Although it has its defenders (Johnathan Rosenbaum among them), Nicholas Ray's 1958 film Party Girl hasn't got nearly the reputation it deserves.  On the surface it has a familiar plot — a mob lawyer motivated by love to break free of his past — and it's a period film, set in gangland Chicago in the 1930s.  It's shot in Cinemascope and Metrocolor.  For all that, it's pure Fifties, and very noir.  In traditional movies with the same theme, even Polonsky's dark Force Of Evil, a decent world is waiting to embrace the repentant mobster.  In Ray's film, as in all real noirs, things aren't so simple.  The cops are bunglers, the moral lines are always blurred — at the climax, the hero makes a last desperate attempt to save himself and his true love with yet another phoney lawyer's trick, just like the ones he used to save guilty thugs from justice.

The tone of the whole film is brutal, cynical — the world it depicts is a maze with no center, no escape . . . except one, the love of a good woman.  The good woman, contrary to the conventional wisdom, is a recurring type in films noirs — almost as common as the femme fatale.  We find her in classic noirs like The Dark Corner and Ray's own On Dangerous Ground — a force of salvation for the boxed-in, royally fucked male protagonist.  In this film, Cyd Charisse's good girl is not so good — she's as cynical and lost as Robert Taylor's corrupt lawyer.  The role is a perfect fit for Charisse's slightly opaque screen persona, and a perfect match for Taylor, who can be equally opaque.

Their somewhat wooden styles, as Rosenbaum points out, have never been put to better use dramatically.  It's actually touching when they recognize each other as kindred spirits — people in whom the flames of hope and passion have been all but extinguished.  Their psychic wounds are mirrored in recurring images of physical disfigurement — in Taylor's slightly crippled leg, in the threat of using acid to mar the mask-like beauty of Charisse's face.
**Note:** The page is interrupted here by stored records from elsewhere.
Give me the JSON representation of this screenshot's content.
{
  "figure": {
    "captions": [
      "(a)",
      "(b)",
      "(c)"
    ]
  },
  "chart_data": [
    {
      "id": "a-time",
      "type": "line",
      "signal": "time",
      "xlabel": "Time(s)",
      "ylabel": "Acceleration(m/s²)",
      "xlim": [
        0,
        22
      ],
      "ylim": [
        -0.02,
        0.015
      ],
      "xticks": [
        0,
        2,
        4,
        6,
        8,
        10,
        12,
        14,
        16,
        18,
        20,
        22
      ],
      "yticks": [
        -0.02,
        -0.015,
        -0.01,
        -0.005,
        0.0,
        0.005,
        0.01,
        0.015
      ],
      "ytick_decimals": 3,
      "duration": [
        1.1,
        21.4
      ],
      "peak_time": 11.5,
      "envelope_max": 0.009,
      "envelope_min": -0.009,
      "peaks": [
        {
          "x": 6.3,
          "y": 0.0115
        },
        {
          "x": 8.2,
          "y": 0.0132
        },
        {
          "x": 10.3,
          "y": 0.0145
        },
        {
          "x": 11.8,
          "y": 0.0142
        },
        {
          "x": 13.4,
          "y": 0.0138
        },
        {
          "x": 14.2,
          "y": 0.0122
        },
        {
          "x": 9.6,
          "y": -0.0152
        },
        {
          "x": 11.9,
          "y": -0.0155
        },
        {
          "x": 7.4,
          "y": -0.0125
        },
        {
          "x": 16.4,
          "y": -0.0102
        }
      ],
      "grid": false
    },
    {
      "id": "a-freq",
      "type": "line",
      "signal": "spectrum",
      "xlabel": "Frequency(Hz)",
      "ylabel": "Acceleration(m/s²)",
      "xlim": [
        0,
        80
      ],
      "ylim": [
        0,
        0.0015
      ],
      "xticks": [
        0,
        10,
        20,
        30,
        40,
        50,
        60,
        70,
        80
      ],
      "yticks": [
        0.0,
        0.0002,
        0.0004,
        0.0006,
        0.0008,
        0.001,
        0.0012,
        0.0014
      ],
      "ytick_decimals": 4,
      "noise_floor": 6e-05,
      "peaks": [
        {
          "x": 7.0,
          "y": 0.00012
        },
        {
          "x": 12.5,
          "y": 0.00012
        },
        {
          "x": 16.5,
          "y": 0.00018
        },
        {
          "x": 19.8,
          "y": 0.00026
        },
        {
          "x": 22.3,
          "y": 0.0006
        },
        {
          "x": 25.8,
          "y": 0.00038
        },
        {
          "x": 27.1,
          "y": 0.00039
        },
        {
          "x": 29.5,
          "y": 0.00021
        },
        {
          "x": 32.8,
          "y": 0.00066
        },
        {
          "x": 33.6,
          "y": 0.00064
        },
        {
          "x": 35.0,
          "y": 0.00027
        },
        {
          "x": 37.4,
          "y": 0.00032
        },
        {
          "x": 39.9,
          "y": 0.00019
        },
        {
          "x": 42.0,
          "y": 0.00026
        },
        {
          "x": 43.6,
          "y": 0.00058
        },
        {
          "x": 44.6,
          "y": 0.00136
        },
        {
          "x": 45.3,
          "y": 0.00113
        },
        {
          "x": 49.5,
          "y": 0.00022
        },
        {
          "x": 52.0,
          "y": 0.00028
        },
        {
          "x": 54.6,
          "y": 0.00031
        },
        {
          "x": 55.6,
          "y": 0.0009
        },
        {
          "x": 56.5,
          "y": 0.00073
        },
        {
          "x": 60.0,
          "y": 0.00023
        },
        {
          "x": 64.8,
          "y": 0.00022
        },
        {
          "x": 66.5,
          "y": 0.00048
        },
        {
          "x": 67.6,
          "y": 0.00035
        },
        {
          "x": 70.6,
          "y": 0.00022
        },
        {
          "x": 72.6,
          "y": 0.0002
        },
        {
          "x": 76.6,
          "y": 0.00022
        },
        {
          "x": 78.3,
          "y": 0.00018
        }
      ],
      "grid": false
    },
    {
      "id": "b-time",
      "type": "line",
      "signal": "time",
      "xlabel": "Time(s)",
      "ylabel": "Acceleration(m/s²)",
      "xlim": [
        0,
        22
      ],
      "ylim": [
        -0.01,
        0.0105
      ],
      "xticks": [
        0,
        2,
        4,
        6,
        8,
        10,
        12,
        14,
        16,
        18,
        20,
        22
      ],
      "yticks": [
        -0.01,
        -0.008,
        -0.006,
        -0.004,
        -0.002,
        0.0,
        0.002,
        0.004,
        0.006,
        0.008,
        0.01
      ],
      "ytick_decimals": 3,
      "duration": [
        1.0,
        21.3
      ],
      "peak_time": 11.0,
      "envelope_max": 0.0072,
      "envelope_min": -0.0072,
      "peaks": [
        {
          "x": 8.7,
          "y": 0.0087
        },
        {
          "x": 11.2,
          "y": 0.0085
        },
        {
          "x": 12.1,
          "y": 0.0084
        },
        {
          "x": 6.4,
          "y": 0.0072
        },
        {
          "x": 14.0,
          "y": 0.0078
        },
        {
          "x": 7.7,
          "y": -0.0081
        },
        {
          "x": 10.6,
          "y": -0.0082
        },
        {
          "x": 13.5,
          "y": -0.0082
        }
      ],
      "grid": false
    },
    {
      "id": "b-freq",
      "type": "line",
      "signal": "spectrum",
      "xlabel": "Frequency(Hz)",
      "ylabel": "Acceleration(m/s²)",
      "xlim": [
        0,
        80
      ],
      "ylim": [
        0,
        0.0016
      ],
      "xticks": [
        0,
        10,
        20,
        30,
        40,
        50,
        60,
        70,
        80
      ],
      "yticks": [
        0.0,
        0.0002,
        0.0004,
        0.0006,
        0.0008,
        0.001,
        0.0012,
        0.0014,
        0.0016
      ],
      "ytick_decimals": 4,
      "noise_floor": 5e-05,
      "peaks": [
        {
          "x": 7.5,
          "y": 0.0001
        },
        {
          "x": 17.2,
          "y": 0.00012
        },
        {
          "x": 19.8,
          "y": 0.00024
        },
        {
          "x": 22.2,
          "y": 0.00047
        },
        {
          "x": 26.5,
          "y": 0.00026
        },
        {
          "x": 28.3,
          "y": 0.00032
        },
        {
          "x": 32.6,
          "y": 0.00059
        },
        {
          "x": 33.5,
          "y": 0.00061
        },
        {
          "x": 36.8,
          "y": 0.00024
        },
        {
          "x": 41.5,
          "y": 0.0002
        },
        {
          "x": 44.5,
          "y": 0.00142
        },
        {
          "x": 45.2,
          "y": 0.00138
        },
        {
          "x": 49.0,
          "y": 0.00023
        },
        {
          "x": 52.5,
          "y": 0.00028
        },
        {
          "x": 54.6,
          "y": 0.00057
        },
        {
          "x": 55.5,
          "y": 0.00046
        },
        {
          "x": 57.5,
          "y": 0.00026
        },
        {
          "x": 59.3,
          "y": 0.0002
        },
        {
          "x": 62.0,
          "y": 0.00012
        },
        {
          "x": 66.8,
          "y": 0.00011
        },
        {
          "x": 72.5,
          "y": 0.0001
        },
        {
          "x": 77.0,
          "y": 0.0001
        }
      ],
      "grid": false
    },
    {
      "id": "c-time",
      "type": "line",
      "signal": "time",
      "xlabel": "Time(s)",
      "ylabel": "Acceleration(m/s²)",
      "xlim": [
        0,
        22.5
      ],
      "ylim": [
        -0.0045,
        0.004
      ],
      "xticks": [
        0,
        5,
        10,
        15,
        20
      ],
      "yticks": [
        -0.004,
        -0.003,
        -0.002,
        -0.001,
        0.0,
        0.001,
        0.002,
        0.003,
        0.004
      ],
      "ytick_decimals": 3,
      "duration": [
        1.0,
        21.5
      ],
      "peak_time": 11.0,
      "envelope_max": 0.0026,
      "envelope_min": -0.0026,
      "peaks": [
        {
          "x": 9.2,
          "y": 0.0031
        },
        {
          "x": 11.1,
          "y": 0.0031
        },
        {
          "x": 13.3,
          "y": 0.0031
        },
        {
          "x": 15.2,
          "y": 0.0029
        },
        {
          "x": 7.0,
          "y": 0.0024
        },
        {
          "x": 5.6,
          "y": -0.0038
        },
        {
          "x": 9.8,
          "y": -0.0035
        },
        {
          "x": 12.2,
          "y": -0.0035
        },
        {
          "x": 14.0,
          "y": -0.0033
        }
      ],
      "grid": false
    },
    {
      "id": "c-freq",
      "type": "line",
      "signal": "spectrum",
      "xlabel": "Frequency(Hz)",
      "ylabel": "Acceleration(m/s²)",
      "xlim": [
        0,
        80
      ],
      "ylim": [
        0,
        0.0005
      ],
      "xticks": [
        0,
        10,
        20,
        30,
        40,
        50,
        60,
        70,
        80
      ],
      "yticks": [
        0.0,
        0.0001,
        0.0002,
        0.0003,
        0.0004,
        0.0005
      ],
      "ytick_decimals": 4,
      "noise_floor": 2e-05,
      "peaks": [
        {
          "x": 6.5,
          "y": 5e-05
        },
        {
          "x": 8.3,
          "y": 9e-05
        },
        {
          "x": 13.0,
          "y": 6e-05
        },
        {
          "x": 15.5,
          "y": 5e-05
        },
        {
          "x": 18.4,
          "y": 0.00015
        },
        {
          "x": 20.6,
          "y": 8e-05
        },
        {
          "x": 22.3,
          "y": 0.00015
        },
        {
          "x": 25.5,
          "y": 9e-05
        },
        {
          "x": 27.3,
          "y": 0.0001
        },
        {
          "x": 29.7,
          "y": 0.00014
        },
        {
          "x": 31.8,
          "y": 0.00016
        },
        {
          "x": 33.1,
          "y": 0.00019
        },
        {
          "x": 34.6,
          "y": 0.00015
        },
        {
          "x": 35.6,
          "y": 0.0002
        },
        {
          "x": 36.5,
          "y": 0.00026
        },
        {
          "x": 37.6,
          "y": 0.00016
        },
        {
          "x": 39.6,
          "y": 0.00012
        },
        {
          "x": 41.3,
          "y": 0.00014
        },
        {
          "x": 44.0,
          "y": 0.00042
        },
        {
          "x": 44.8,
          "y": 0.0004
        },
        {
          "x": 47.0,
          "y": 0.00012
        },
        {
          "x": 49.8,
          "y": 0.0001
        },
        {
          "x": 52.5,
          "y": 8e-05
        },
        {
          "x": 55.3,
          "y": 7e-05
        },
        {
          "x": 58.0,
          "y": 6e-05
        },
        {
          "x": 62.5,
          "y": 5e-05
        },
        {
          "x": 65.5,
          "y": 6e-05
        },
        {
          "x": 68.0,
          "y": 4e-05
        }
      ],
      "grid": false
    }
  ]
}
The Metrocolor isn't used for glamor.  The colors are garish, lurid, sometimes deranged.  The film was produced by Joe Pasternak, who usually handled musicals at MGM.  Charisse, who plays a showgirl, is given a couple of production numbers that look like the covers of Les Baxter LPs come to life.  The choreography is crude but shows off Charisse's icy erotic quality to great effect — the numbers are almost like parodies of Minnelli's exotic style.

Ray uses Cinemascope brilliantly, with lots of subtle camera moves that quietly direct our attention to action unfolding within the wide frame.  There's a powerful gangland rub-out montage that almost certainly influenced the one at the end of Coppola's The Godfather.  There are first-rate performances in supporting roles by Lee J. Cobb and John Ireland.

It's a great film, one of Ray's best, and is now available on DVD for the first time through the Warner Archive.  Fans of Ray and of film noir in its last, Baroque phase (best exemplified by Welles's Touch Of Evil) shouldn't miss it.